Ritorna da me Rosa, di 66 anni, responsabile di un’agenzia di pulizie; da sette anni è comparsa una tosse a carattere asmatiforme, come confermato dalla spirometria. Vani i risultati di curarla con cortisonici e cure fito-omeopatiche o antroposofiche, da me stesso prescritte. Mi rimetto di buzzo buono ad indagare la genesi del disturbo ricorrente e cerco lungo la pista denaro-respiro. Nessun  debito, nessuna preoccupazione della gestione economica sul lavoro di cui è imprenditrice… finché il marito Le ricorda: e Iris? Iris è stata una dipendente, accolta come una figlia, aiutata in una situazione di forte bisogno con l’offerta di un lavoro ben retribuito anche se faticoso. Al punto che Rosa si fa garante dell’appartamento preso in affitto da Iris.

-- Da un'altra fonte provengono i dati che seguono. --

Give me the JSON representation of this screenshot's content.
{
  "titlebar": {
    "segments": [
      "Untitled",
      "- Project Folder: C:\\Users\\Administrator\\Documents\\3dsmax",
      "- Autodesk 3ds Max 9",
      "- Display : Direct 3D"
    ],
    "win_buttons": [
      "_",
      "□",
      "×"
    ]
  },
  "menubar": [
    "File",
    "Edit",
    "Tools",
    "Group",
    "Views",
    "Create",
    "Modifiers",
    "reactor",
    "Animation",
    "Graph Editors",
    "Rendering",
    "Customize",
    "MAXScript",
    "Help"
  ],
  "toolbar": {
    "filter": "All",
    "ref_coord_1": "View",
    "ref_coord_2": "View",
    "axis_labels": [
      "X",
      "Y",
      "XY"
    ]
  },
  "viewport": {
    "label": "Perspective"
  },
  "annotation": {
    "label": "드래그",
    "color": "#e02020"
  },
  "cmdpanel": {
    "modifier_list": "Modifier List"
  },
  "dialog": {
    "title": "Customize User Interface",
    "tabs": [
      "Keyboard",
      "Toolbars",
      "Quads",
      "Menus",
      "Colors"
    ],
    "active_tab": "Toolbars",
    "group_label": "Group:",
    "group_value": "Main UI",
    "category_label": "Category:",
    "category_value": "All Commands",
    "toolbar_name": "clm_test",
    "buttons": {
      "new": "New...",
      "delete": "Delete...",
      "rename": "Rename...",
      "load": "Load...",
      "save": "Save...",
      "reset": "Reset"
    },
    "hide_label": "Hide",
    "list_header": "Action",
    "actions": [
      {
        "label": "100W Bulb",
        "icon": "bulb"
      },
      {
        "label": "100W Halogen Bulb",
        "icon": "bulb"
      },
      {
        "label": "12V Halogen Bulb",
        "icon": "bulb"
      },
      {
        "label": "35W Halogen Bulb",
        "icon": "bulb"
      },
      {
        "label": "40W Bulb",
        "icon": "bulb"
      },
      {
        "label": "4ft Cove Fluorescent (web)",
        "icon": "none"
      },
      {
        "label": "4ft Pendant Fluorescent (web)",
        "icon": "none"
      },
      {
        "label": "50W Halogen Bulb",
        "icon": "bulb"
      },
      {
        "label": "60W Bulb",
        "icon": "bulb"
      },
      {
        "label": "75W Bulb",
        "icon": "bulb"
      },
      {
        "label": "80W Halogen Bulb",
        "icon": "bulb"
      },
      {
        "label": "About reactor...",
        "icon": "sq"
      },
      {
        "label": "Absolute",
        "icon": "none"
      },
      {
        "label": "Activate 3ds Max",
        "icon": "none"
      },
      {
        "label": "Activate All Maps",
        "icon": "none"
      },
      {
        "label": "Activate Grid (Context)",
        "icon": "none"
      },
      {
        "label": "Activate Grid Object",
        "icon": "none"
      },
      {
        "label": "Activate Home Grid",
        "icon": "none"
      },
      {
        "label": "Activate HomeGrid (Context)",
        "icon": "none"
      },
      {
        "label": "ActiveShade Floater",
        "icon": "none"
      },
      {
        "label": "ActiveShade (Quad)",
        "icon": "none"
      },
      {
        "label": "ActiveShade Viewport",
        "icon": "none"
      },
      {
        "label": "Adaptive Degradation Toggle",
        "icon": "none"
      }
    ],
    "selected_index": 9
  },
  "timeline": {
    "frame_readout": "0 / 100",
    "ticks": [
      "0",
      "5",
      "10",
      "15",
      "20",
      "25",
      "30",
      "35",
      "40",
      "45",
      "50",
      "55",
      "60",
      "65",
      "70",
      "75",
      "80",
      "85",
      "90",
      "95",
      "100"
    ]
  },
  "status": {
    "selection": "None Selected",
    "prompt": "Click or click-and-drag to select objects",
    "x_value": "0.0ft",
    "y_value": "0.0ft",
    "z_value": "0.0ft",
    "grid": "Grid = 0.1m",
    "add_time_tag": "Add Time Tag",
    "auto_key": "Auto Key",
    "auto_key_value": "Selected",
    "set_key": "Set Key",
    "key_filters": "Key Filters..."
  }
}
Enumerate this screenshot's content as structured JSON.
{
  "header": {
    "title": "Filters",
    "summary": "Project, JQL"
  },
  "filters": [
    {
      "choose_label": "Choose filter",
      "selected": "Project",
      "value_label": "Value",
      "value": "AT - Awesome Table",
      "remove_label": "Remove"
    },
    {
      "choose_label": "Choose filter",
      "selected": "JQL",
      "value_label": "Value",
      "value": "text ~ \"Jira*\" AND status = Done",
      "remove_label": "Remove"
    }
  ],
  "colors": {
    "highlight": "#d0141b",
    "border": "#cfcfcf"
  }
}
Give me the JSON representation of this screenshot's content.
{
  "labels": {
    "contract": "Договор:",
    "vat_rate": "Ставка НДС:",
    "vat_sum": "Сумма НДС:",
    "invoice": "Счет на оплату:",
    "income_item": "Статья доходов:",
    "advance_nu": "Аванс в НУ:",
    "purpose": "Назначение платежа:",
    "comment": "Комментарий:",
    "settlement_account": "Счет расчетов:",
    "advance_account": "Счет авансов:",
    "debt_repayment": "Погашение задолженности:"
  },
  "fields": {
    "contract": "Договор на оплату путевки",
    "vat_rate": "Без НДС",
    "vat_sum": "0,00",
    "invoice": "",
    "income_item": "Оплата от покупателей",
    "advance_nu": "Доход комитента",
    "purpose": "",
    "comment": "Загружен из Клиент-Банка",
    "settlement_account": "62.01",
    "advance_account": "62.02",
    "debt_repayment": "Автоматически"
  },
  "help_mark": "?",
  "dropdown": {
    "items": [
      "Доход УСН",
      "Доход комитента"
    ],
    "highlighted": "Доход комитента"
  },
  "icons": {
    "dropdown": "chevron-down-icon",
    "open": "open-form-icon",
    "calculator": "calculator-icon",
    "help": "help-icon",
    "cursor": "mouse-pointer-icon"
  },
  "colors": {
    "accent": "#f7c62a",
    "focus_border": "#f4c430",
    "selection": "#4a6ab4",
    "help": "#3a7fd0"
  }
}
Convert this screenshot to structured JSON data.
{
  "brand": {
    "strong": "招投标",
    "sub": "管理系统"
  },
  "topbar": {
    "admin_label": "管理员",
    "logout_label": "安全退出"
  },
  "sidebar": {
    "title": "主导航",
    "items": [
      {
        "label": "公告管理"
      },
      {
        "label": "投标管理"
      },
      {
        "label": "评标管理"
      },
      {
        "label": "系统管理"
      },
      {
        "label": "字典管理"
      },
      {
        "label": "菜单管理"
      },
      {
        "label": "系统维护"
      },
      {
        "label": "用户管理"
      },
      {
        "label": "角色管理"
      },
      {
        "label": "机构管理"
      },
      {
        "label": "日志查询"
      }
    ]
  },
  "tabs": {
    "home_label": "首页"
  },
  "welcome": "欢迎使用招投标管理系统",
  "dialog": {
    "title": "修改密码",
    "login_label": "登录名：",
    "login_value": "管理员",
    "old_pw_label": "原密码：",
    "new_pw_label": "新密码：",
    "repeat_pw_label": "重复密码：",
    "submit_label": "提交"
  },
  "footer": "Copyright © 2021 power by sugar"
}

Dopo un incidente di lieve entità sul lavoro, compensato con i dovuti contributi, arriva a Rosa una lettera da un avvocato in cui vengono avanzate delle richieste di rimborso esagerate. Una doccia fredda! Solo allora Rosa prende coscienza dell’azione di strozzinaggio della sua ex-dipendente, al punto di toglierle respiro. Alla ricezione di quella lettera e delle successive dell’avvocato si era detta: “Come fai a trovare una via d’uscita?”. Emerge la paura di essere stata defraudata, anzi di esserlo tuttora, visto che sono ancora in fase di appello dopo sette anni.